To evaluate prognostic parameters, namely tumor size, tumor grade, and Ki-67 index in relationship to metastatic behavior of GIP ETs.
Biopsies and surgical specimens from 38 patients with GIP ETs were selected. The study group comprised 16 males and 22 females (mean age 62.6 years; range 24–91). Formalin-fixed, paraffin-embedded tissue sections were stained with H&E, synaptophysin, chromogranin A, and Ki-67. Ki-67 index was evaluated using ChromaVision Automated Assisted Image Analysis software.
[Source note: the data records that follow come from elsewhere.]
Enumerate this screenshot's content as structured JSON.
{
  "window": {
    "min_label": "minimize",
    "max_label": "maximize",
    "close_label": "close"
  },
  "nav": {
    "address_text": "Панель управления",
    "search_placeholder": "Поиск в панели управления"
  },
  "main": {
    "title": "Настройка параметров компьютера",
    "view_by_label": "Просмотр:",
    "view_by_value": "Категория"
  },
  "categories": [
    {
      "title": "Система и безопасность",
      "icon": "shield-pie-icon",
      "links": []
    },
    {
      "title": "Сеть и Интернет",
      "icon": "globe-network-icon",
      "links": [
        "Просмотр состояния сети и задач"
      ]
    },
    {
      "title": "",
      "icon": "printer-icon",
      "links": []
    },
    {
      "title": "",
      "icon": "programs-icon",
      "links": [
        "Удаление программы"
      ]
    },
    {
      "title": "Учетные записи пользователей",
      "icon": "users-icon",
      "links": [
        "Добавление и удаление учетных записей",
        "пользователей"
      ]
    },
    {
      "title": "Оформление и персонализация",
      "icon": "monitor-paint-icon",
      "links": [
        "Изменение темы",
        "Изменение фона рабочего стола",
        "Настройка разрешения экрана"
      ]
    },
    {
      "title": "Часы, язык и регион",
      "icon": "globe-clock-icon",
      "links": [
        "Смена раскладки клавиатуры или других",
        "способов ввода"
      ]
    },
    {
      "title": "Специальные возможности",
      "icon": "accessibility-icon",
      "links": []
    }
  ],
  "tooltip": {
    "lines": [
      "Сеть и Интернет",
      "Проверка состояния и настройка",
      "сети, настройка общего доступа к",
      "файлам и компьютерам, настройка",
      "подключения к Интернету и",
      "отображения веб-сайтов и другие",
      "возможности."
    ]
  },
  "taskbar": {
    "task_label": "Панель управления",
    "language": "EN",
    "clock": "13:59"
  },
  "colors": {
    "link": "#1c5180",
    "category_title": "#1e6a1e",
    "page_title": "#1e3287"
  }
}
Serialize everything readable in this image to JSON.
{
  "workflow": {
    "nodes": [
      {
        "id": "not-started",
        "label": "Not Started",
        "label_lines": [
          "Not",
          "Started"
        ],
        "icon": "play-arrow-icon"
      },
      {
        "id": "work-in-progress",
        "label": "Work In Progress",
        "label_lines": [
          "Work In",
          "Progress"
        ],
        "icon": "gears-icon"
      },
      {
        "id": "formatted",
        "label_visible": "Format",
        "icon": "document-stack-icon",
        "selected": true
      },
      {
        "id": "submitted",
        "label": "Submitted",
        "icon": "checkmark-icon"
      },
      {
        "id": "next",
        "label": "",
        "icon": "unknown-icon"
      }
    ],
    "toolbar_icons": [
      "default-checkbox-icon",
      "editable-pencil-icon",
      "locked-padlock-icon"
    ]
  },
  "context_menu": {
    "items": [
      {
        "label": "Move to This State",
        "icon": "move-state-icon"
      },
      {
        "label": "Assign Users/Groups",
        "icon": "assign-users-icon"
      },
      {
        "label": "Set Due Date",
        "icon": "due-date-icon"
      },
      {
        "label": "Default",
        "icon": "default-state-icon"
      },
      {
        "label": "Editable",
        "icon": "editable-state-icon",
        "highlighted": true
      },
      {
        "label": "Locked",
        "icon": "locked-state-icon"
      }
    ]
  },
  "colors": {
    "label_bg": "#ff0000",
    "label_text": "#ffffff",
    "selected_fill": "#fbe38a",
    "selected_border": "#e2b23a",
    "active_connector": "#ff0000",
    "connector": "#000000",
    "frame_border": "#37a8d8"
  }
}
Proliferative index was compared to tumor grade, and the degree of associations between tumor size, tumor grade, Ki-67 index and metastatic behavior of GIP ETs were evaluated.
Fifteen of the twenty-two (68.18%) surgically staged neoplasms presented with peritoneal dissemination, lymphogeneous, and/or hematogeneous metastases. Nine of the metastatic tumors were G1 (9/13, or 69.23%), 5 were G2 (5/7, or 71.42%), and 1 – G3 (1/2, or 50%). Overall, 10/15 (66.66%) metastatic tumors showed < 2% Ki-67 immunoreactivity. Four ileal ETs had a synchronous malignancy. No significant correlation was found to exist between tumor grade and Ki-67 index as well as between tumor size, tumor grade, Ki-67 index and metastatic behavior.
The findings suggest that tumor size, tumor grade and Ki-67 index do not accurately predict malignant behavior of GIP ETs.